Portrait photographique du pape Léon XIII (Auteur inconnu, v. 1890)

 

 

Partie I - Les vaines subtilités de la philosophie

 

Comme il est de rigueur au départ d’une lettre encyclique, le pape Léon XIII exhorte ses frères à une écoute attentive en communion avec le Saint-Siège. Il rappelle que la légitimité de la Sainte-Eglise et le primat de l’évêque de Rome (en tant qu’héritier de Pierre) émanent de la Parole de Jésus lui-même. Cette précision, qui peut sembler superflue, s’entend dans le contexte d’alors. Certains chrétiens, prélats comme laïcs, étaient en ces temps tentés par la morale séculière, et menaçaient la préséance de l’enseignement de l’Eglise. Dit implicitement mais clairement : celui qui s’oppose ouvertement à l’Eglise s’oppose au dogme et à la sagesse des Ecritures. Si problème avec le dogme il y devait néanmoins y avoir, il conviendrait de le régler à l’intérieur même de l’Eglise avec la déférence obligatoire pour le Vicaire du Christ.

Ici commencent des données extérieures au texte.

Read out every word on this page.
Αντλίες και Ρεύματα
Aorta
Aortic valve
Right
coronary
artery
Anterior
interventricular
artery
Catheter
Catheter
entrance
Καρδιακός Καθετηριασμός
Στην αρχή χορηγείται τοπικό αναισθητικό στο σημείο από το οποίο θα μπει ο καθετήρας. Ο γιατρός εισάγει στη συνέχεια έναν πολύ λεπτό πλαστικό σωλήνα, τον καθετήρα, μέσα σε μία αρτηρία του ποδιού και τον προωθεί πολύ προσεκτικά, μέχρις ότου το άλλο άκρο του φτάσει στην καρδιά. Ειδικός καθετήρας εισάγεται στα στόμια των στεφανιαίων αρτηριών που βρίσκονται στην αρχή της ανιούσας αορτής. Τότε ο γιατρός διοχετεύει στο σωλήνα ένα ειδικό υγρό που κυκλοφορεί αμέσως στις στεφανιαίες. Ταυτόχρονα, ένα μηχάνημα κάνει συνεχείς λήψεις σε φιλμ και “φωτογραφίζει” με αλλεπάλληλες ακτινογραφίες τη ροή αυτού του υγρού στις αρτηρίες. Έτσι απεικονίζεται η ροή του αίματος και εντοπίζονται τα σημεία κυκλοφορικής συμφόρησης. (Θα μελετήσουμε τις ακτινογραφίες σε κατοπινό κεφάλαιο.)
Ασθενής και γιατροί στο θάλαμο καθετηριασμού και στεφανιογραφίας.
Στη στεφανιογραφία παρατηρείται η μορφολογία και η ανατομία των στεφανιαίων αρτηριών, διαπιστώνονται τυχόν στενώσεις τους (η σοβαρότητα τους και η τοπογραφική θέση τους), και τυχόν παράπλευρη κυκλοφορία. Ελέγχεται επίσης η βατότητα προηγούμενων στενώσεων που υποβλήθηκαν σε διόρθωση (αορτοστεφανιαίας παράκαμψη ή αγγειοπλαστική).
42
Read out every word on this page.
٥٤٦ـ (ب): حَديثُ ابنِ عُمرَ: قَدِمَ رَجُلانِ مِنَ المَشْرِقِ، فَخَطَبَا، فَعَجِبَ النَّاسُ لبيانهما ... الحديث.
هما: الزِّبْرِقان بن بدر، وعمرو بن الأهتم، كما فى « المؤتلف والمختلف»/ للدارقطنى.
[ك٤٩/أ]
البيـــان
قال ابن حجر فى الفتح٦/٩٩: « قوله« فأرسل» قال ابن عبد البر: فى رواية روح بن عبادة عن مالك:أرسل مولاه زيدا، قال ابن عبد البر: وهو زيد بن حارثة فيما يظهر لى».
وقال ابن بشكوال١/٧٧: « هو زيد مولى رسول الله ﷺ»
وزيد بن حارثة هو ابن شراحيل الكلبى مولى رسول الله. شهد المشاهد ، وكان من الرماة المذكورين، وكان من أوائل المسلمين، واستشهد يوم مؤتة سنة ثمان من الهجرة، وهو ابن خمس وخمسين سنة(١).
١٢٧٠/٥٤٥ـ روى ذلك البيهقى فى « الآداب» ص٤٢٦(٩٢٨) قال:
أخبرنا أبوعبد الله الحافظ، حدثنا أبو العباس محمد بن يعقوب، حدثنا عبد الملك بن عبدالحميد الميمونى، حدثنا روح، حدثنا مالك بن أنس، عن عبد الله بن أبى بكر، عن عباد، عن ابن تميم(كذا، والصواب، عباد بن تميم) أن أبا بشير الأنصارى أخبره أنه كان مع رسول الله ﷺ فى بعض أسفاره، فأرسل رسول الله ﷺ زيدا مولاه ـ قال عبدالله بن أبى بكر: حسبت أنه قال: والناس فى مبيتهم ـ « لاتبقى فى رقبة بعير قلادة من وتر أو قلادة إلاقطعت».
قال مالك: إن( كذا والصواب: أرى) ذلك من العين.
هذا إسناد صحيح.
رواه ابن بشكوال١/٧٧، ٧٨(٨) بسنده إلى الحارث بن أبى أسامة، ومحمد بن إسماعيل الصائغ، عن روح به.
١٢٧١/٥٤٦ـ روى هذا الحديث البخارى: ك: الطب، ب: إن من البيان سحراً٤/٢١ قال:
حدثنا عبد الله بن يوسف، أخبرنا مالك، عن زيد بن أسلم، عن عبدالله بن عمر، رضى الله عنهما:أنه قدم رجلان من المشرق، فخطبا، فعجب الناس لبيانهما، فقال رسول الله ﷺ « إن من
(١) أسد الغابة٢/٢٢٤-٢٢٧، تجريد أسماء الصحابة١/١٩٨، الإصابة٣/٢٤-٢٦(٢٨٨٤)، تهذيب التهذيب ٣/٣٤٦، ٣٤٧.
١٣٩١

Précision faite, Léon XIII introduit son propos sur les rapports entre la philosophie et la foi. Il rappelle que dès son avènement, le christianisme a dû s’opposer à ce que Saint-Paul accusait être « les vanités de la philosophie » [5]. Les philosophies pouvaient en effet devenir des systèmes antagonistes à la révélation christique, lorsqu’elles proposaient aux hommes des voies de rédemption incompatibles avec celles du message catholique. Rien de bien surprenant, donc, que d’assister en cette fin de XIXe siècle à la corruption de la « pureté de la Foi » par un excès desdites « vaines subtilités » que certaines philosophies avaient proposées à l’Europe.

 

Prenons garde toutefois aux raccourcis dangereux. Il n’est en aucun cas question d’opposer Fides et Ratio de façon consommée et péremptoire. Comme l’homme marche sur deux jambes, la foi a besoin de la philosophie autant que la philosophie de la foi. La philosophie n’est donc pas l’ennemi de la foi, loin s’en faut. Dans la perspective catholique, elle est seulement incomplète. Car si l’ataraxie [2n] qui découle du juste exercice de la raison peut mener à une forme de sagesse, cet état d’âme ne saurait conduire l’Homme au Salut.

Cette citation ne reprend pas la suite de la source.